Welfare reform cut child poverty in half. What will President Biden’s American Rescue Plan do?

The federal government will soon start sending monthly checks totaling up to $300 per child to middle- and low-income families. President Biden promises this policy — part of the recently passed American Rescue Plan — will cut child poverty in half in the US. Some have described the plan as “the most far-reaching anti-poverty legislation in more than 50 years” and “the biggest antipoverty effort in a generation.” Ironically, President Biden’s plan actually undermines our nation’s most effective anti-poverty programs— welfare reform and the earned income tax credit (EITC),  which actually have cut child poverty in half over the past three decades.

Poverty scholars have historically relied on the official poverty measure to evaluate US anti-poverty policies. But the official poverty measure is severely flawed because it discounts many government payments to poor families, such as food assistance and refundable tax credits, which have increased in size dramatically in recent years. As a result, when scholars look to the official poverty measure they fail to recognize the large and sustained declines in poverty that have materialized in this country, most notably after policy reforms in the 1990s.  

The Supplemental Poverty Measure — which accounts for government benefits — presents a very different story. In fact, the often-cited National Academies of Science Roadmap to Reducing Child Poverty found dramatic poverty reductions between the early 1990s and 2016 when using the Supplemental Poverty Measure. Economists Bruce Meyer (an AEI vising scholar) and James Sullivan found similar trends using a consumption-based poverty measure, as did Richard Burkhauser (another AEI visiting scholar) and his co-authors using a “full-income” poverty measure. These trends led the authors of the Roadmap to Reducing Child Poverty to state clearly (page 57):

“When measured by the Official Poverty Measure, poverty rates changed very little between 1967 and 2016; by contrast, when measured by the anchored Supplemental Poverty Measure (SPM), they fell by nearly half over that period, due to the increases in government benefits.” 
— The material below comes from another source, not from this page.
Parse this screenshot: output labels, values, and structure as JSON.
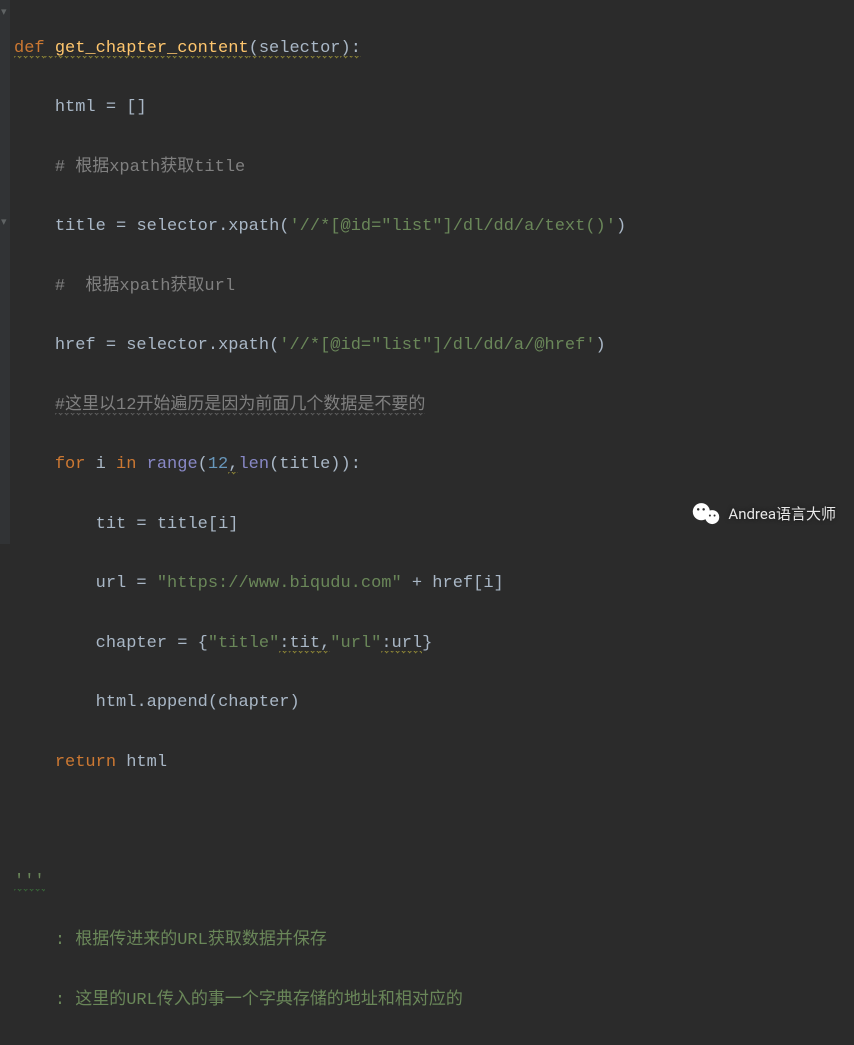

As shown in the figure above from the Roadmap to Reducing Child Poverty, child poverty rates only began to fall after the welfare reforms of the 1990s, when Congress conditioned government assistance on work and increased government benefits to supplement earnings. Expansions to the EITC in the 1990s made it one of the most effective anti-poverty programs in the US, supplementing the earnings of working families based on the number of dependent children in the household. This cash payment was only available for families with earnings, subsequently increasing work rates among single mothers — the group most at risk for poverty — and cutting child poverty.

Recent research from Princeton economist Henrik Kleven suggests that these employment gains might only have been possible in the context of welfare reform, which conditioned government assistance on employment among other things. All of this points to something that used to be widely accepted by people on the left and right: Government assistance plus work is a winning combination.        
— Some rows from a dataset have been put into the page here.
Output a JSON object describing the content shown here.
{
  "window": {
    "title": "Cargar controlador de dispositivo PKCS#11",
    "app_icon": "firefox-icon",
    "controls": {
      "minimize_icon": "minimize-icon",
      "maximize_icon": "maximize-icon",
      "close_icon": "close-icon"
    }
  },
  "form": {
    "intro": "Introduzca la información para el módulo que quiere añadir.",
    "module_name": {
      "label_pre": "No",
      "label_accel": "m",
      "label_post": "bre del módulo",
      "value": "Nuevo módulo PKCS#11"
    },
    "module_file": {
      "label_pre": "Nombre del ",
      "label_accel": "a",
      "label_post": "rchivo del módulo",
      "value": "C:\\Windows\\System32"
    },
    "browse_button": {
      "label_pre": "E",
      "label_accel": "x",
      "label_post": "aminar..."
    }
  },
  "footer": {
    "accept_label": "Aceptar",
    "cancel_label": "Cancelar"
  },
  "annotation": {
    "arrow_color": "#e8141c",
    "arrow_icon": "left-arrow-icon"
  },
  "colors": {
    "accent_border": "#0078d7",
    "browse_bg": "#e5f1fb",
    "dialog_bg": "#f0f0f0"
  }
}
Yet, despite the success of policy changes from the 1990s, some still characterize President Biden’s CTC expansion as uniquely poised to reduce child poverty: “If it were to be made permanent, it would be the most important anti-poverty program for children in our history.” This not only fails to acknowledge the success of the 1990s reforms, but it also directly contradicts the lessons learned. The expanded CTC reduces the work incentive in the current package of refundable tax credits, while weakening existing programs that condition assistance on work.

Safety net reforms in the 1990s cut poverty in half for children in the United States. Policymakers and scholars should be more willing to acknowledge this reality and build upon our country’s policy successes, not roll them back. The American Rescue Plan may be “Ending the End of Welfare as We Knew It”.  Time will tell if this translates to meaningful reductions in child poverty.